Get in the Trenches!
A recent report suggested that to be happy, a person need spend only 2.5 hours per week with her children. I wonder, though, why have children if you are only going to spend less than a half an hour a day with them?
I always knew that I really wanted to have children – that they wouldn’t represent just another award to admire on my wall. I always wanted to be the hands-on mother who did not delegate her parenting duties to someone else. Deep down in my soul, I believed that I would be a good mother. I know I wanted to be a good mother.
Little did I know then how much work parenting actually requires. I mean real work, hard work, done consistently. And seemingly day in and day out, twenty-four hours a day, seven days a week, for the rest of your life. Once you are a mother, you see, you will always be a mother.
Do you think you are ready? Surely no one is ever really ‘ready’ for the long days and longer nights after one’s babies are born. No one is ever prepared for the real work that it takes to be a mom.
In yesterday’s Wall Street Journal, a ‘Yale Mom’ (a Yale law professor), Amy Chua, describes how Chinese mothers are different from Western, specifically American, mothers. She seems to make some sweeping generalizations which can be misleading. I’d argue that not all Chinese mothers produce concert pianists and not all American mothers raise couch potatoes.
As a ‘Yale Mom’ – that is, a graduate of Yale and a mother of a Yale graduate – I am a hard working mother in every sense of the word. I have gotten ‘into the trenches’ (one of Ms. Chua’s suggestions) with my children to force them to read, practice the piano, participate in sports, and even do a dramatic performance. Discipline and hard work coupled with a strong belief that your child can do anything as long as they practice for 10,000 hours (see Outlier by Malcolm Gladwell) will produce children who are accomplished. There is no mystery about the ingredients necessary to make almost anyone successful. The equation is 90% hard work plus 10% talent.
When you believe in your children all things are possible. That belief, however, must be combined with hours of your children’s practice and your support to achieve the goals that you set for your children and that they set for themselves. I do believe that children come wired with innate abilities and also that mothers should help to identify those gifts then give their children every opportunity to excel using them.
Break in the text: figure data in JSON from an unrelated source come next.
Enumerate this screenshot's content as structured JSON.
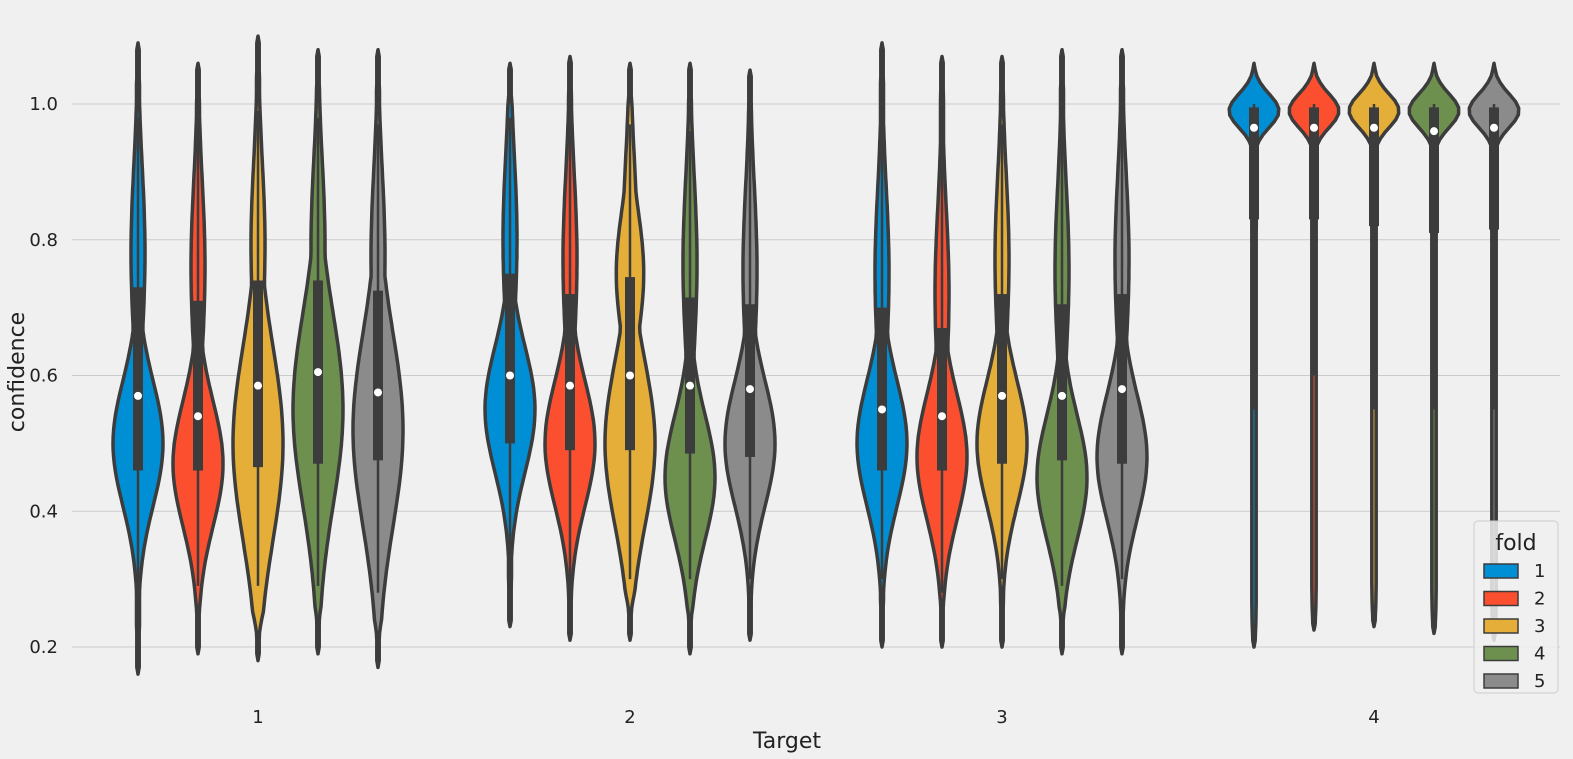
{
  "chart_data": {
    "type": "violin",
    "title": "",
    "xlabel": "Target",
    "ylabel": "confidence",
    "ylim": [
      0.13,
      1.12
    ],
    "yticks": [
      0.2,
      0.4,
      0.6,
      0.8,
      1.0
    ],
    "ytick_labels": [
      "0.2",
      "0.4",
      "0.6",
      "0.8",
      "1.0"
    ],
    "grid": "horizontal",
    "categories": [
      "1",
      "2",
      "3",
      "4"
    ],
    "legend": {
      "title": "fold",
      "position": "lower-right",
      "entries": [
        "1",
        "2",
        "3",
        "4",
        "5"
      ]
    },
    "colors": {
      "1": "#008fd5",
      "2": "#fc4f30",
      "3": "#e5ae38",
      "4": "#6d904f",
      "5": "#8b8b8b",
      "outline": "#3c3c3c",
      "median": "#ffffff"
    },
    "series": [
      {
        "name": "1",
        "groups": [
          {
            "min": 0.16,
            "q1": 0.46,
            "median": 0.57,
            "q3": 0.73,
            "max": 1.09,
            "wlo": 0.27,
            "whi": 0.98,
            "mode": "low",
            "peak": 0.5
          },
          {
            "min": 0.23,
            "q1": 0.5,
            "median": 0.6,
            "q3": 0.75,
            "max": 1.06,
            "wlo": 0.31,
            "whi": 0.98,
            "mode": "mid",
            "peak": 0.55
          },
          {
            "min": 0.2,
            "q1": 0.46,
            "median": 0.55,
            "q3": 0.7,
            "max": 1.09,
            "wlo": 0.3,
            "whi": 0.97,
            "mode": "low",
            "peak": 0.5
          },
          {
            "min": 0.2,
            "q1": 0.83,
            "median": 0.965,
            "q3": 0.995,
            "max": 1.06,
            "wlo": 0.55,
            "whi": 1.0,
            "mode": "top",
            "peak": 0.99
          }
        ]
      },
      {
        "name": "2",
        "groups": [
          {
            "min": 0.19,
            "q1": 0.46,
            "median": 0.54,
            "q3": 0.71,
            "max": 1.06,
            "wlo": 0.29,
            "whi": 0.97,
            "mode": "low",
            "peak": 0.47
          },
          {
            "min": 0.21,
            "q1": 0.49,
            "median": 0.585,
            "q3": 0.72,
            "max": 1.07,
            "wlo": 0.29,
            "whi": 0.98,
            "mode": "mid",
            "peak": 0.5
          },
          {
            "min": 0.2,
            "q1": 0.46,
            "median": 0.54,
            "q3": 0.67,
            "max": 1.07,
            "wlo": 0.28,
            "whi": 0.95,
            "mode": "low",
            "peak": 0.48
          },
          {
            "min": 0.225,
            "q1": 0.83,
            "median": 0.965,
            "q3": 0.995,
            "max": 1.06,
            "wlo": 0.6,
            "whi": 1.0,
            "mode": "top",
            "peak": 0.99
          }
        ]
      },
      {
        "name": "3",
        "groups": [
          {
            "min": 0.18,
            "q1": 0.465,
            "median": 0.585,
            "q3": 0.74,
            "max": 1.1,
            "wlo": 0.29,
            "whi": 0.99,
            "mode": "wide",
            "peak": 0.5
          },
          {
            "min": 0.21,
            "q1": 0.49,
            "median": 0.6,
            "q3": 0.745,
            "max": 1.06,
            "wlo": 0.3,
            "whi": 0.97,
            "mode": "upper",
            "peak": 0.5
          },
          {
            "min": 0.2,
            "q1": 0.47,
            "median": 0.57,
            "q3": 0.72,
            "max": 1.07,
            "wlo": 0.3,
            "whi": 0.97,
            "mode": "low",
            "peak": 0.5
          },
          {
            "min": 0.23,
            "q1": 0.82,
            "median": 0.965,
            "q3": 0.995,
            "max": 1.06,
            "wlo": 0.55,
            "whi": 1.0,
            "mode": "top",
            "peak": 0.99
          }
        ]
      },
      {
        "name": "4",
        "groups": [
          {
            "min": 0.19,
            "q1": 0.47,
            "median": 0.605,
            "q3": 0.74,
            "max": 1.08,
            "wlo": 0.29,
            "whi": 0.98,
            "mode": "wide",
            "peak": 0.55
          },
          {
            "min": 0.19,
            "q1": 0.485,
            "median": 0.585,
            "q3": 0.715,
            "max": 1.06,
            "wlo": 0.3,
            "whi": 0.96,
            "mode": "low",
            "peak": 0.45
          },
          {
            "min": 0.19,
            "q1": 0.475,
            "median": 0.57,
            "q3": 0.705,
            "max": 1.08,
            "wlo": 0.29,
            "whi": 0.98,
            "mode": "low",
            "peak": 0.45
          },
          {
            "min": 0.22,
            "q1": 0.81,
            "median": 0.96,
            "q3": 0.995,
            "max": 1.06,
            "wlo": 0.55,
            "whi": 1.0,
            "mode": "top",
            "peak": 0.99
          }
        ]
      },
      {
        "name": "5",
        "groups": [
          {
            "min": 0.17,
            "q1": 0.475,
            "median": 0.575,
            "q3": 0.725,
            "max": 1.08,
            "wlo": 0.28,
            "whi": 0.97,
            "mode": "wide",
            "peak": 0.52
          },
          {
            "min": 0.21,
            "q1": 0.48,
            "median": 0.58,
            "q3": 0.705,
            "max": 1.05,
            "wlo": 0.3,
            "whi": 0.97,
            "mode": "low",
            "peak": 0.5
          },
          {
            "min": 0.19,
            "q1": 0.47,
            "median": 0.58,
            "q3": 0.72,
            "max": 1.08,
            "wlo": 0.3,
            "whi": 0.98,
            "mode": "low",
            "peak": 0.48
          },
          {
            "min": 0.21,
            "q1": 0.815,
            "median": 0.965,
            "q3": 0.995,
            "max": 1.06,
            "wlo": 0.55,
            "whi": 1.0,
            "mode": "top",
            "peak": 0.99
          }
        ]
      }
    ]
  }
}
Not everyone is going to be a concert pianist or a world-renowned scientist, but everyone has a gift. As a mom, you can’t get lazy and give up on your child just because your child gets angry with you for pushing him or her to excel. You are their mother first and foremost. If you are friends with your children as well, then you are lucky.
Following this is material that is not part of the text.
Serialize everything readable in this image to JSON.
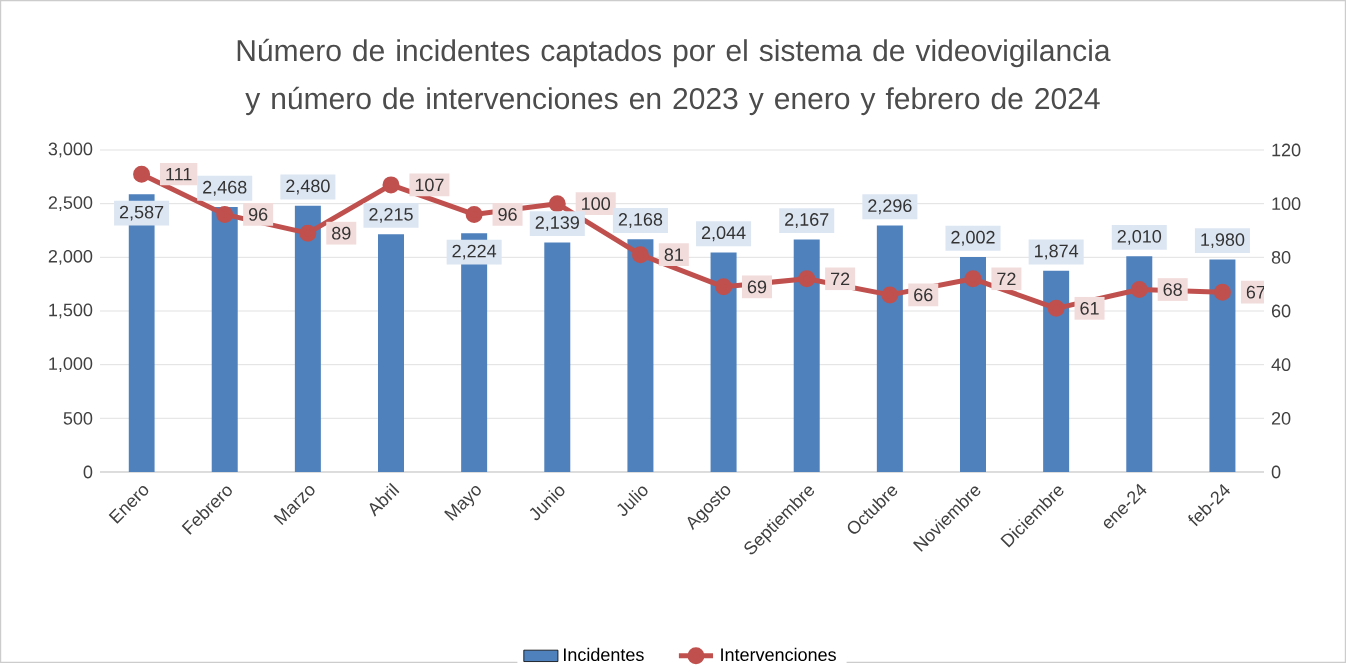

As a mother you are supposed to help mold and shape your children into responsible and self-supporting adults. You owe them your time, energy, and all of your efforts to help them achieve this goal. Your children owe you, too, if you give them your time, energy, support and love. If you are a parent who gives nothing to help your children attain their dreams then I don’t think your children owe you very much.
Not only is parenting hard work, but it also costs lots of money, too, rather than paying you a lot of money. Regardless, parenting is a real job that requires you to invest your time, energy, money, love, and support in order to achieve the outcome you want. And it requires constant learning. I can’t wait to read Amy Chua’s book, Battle Hymn of a Tiger Mother, due to be released on Tuesday. I hope I will learn some new ways to help my children be the best they can be.
Diary of a Yale Mom
PS-All of my children played the piano. They each then decided to play other instruments including the flute, clarinet, french horn and violin. I am happy that there are more than two instruments in an orchestra.